“I get paid by the taxpayers of Barrie to do whatever I can to make Barrie better and to maintain our quality of life.”
Barrie MP Patrick Brown says he has always gotten involved locally “whenever I believe our quality of life is threatened,” and has no intention of backing off despite being criticized for allowing Ward 6 councillor Michael Prowse to piggyback on one of his mailings.
“I think at the heart of it a politician should do whatever he can to serve his community. Historically, politicians point fingers at each other and say, ‘that’s their job to do.’ My opinion is that anywhere I can help to serve Barrie, I will.”
Last month Brown drew the ire of the Canadian Taxpayers’ Federation after he included information from Prowse in a July mailing opposing the high-density Village of Essa Woods, a project that ultimately failed to gain the support of city council. In an interview with City Scene Barrie, Brown says there was nothing inappropriate about the mailing, and in fact is reflective of his determination to stay involved in Barrie at the grassroots level.
“When Michael Prowse asked for my assistance on this matter, and he convinced me of the merits (of stopping) the development, why would I say no to that? It’s my job – I get paid by the taxpayers of Barrie to do whatever I can to make Barrie better and to maintain our quality of life.”
After getting wind of the mailing, the federation called for a review of MPs’ free mailing privileges; the mailing included a flyer from Prowse outlining his objections to the project. The mailing also attracted the attention of Carolyn Bennett, Liberal critic for democratic reform, who asked House of Commons Speaker Peter Milliken to investigate the matter.
Calling any suggesting that the mailing was “campaign literature” for Prowse ludicrous, Brown says he included the material from the councillor because he asked him, and because he agreed with his stance against the project.
“I know that when I was first asked by Michael Prowse for my assistance in the spring, he told me his concerns over this project, and he made a lot of sense. We made sure the public was aware of why this was not in the best interests of Barrie, and I was so proud that council turned it down by a 10-1 vote in early September.”
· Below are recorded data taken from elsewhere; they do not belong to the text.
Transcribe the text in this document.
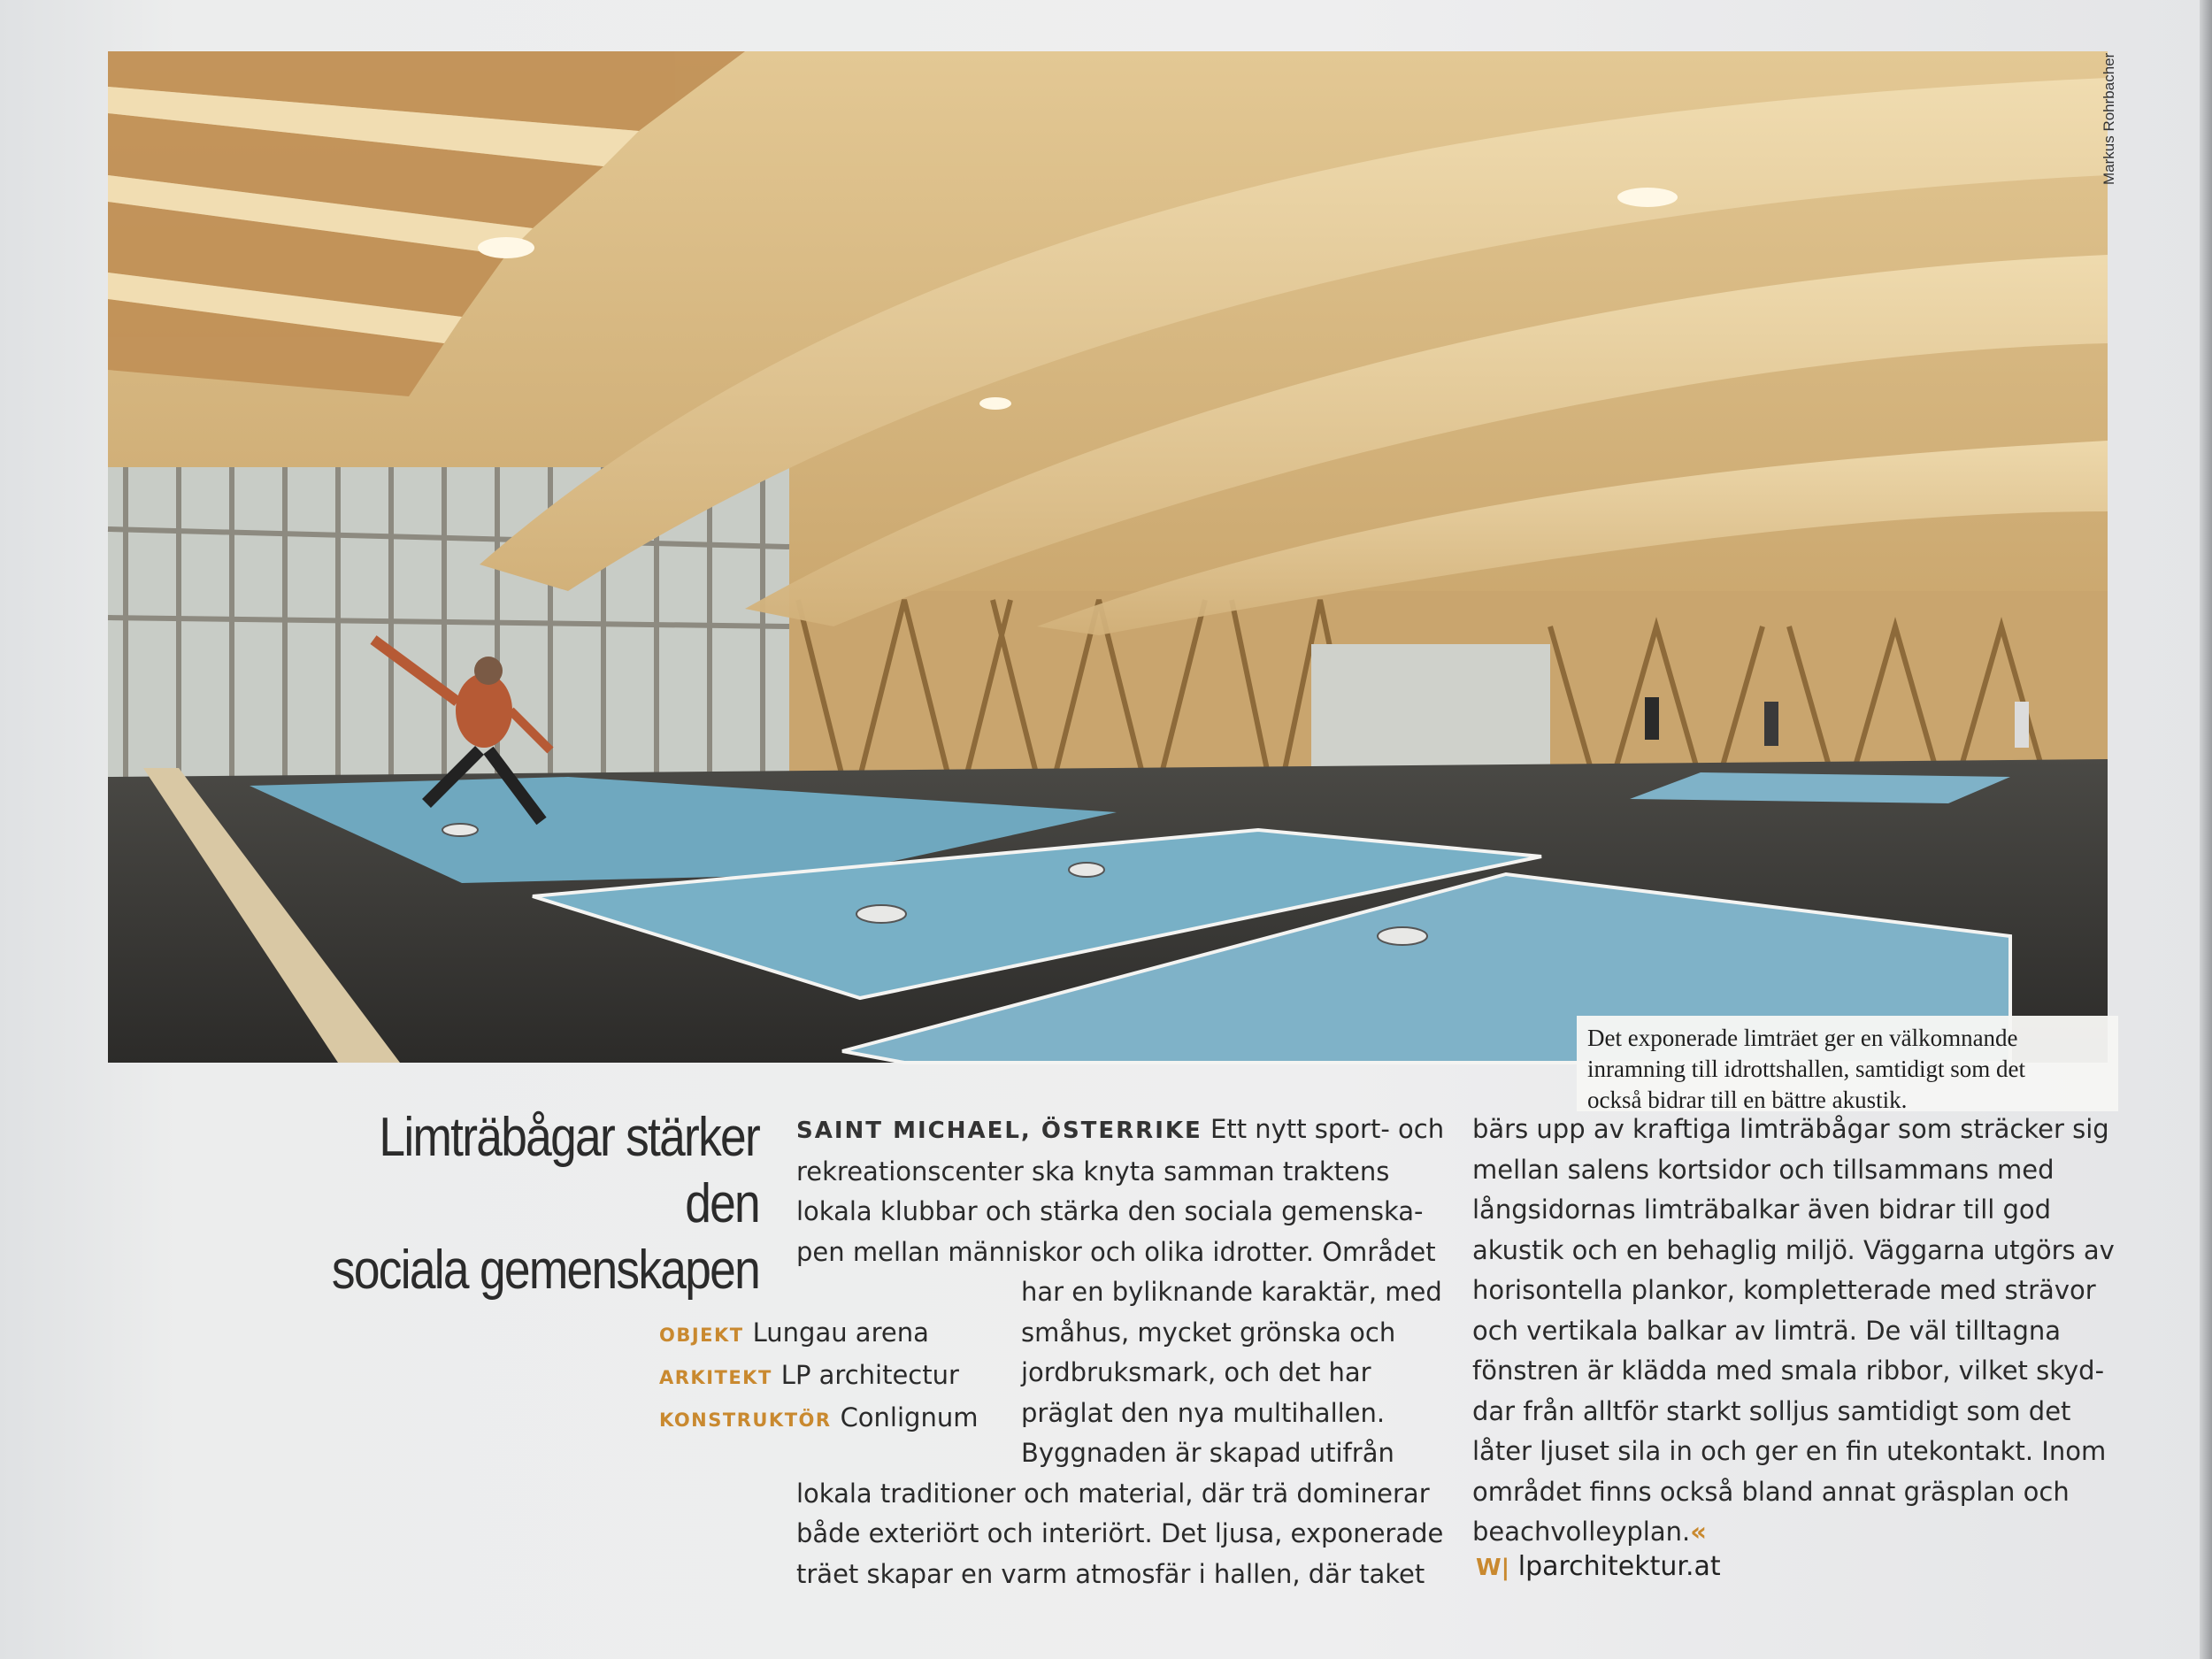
Det exponerade limträet ger en välkomnande
inramning till idrottshallen, samtidigt som det
också bidrar till en bättre akustik.
Markus Rohrbacher
Limträbågar stärker den
sociala gemenskapen

SAINT MICHAEL, ÖSTERRIKE Ett nytt sport- och

rekreationscenter ska knyta samman traktens

lokala klubbar och stärka den sociala gemenska-

pen mellan människor och olika idrotter. Området

har en byliknande karaktär, med

småhus, mycket grönska och

jordbruksmark, och det har

präglat den nya multihallen.

Byggnaden är skapad utifrån

lokala traditioner och material, där trä dominerar

både exteriört och interiört. Det ljusa, exponerade

träet skapar en varm atmosfär i hallen, där taket

OBJEKT Lungau arena
ARKITEKT LP architectur
KONSTRUKTÖR Conlignum

bärs upp av kraftiga limträbågar som sträcker sig

mellan salens kortsidor och tillsammans med

långsidornas limträbalkar även bidrar till god

akustik och en behaglig miljö. Väggarna utgörs av

horisontella plankor, kompletterade med strävor

och vertikala balkar av limträ. De väl tilltagna

fönstren är klädda med smala ribbor, vilket skyd-

dar från alltför starkt solljus samtidigt som det

låter ljuset sila in och ger en fin utekontakt. Inom

området finns också bland annat gräsplan och

beachvolleyplan.«

W| lparchitektur.at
Prowse told City Scene Barrie that he printed and mailed about 5,000 postcards to residents of Ward 6. He then printed another 5,000 “simple black and white versions” to be including in Brown’s mailing.
“There was no added cost to it being included and it allowed me to ensure as many of my residents as possible were informed by using two separate mailings of the same information.”
Councillors are allowed about $3,000 a year for purposes such as communications with residents.
“In this fiscal year I have done two postcards – one about 10 months ago and the (Village of Essa Woods) postcard. In other years I have always sent out information pieces to my residents, including postcards, newsletters, etc.
“I did not pick the timing of the (Essa road) application. It could have come forward six months sooner or six months later. My approach and desire to ensure as many of my residents were aware of it as possible would have been the same.”
Prowse added that all his re-election campaign material was paid for by his campaign.
The MP says that anyone who knows him, or has followed his political career, is well aware of his activism on the local level, citing his opposition to the ethanol plant that has been proposed for the grounds of the old Molson brewery, and his efforts to attract doctors to the city, as examples of that local involvement.
“When it comes to doctor recruitment, that’s not my level of government – I get involved because I know it’s (a concern) I’ve heard at the doorsteps in Barrie.
“I will continue to do that … regardless of what level of government, I will get involved if it affects Barrie.”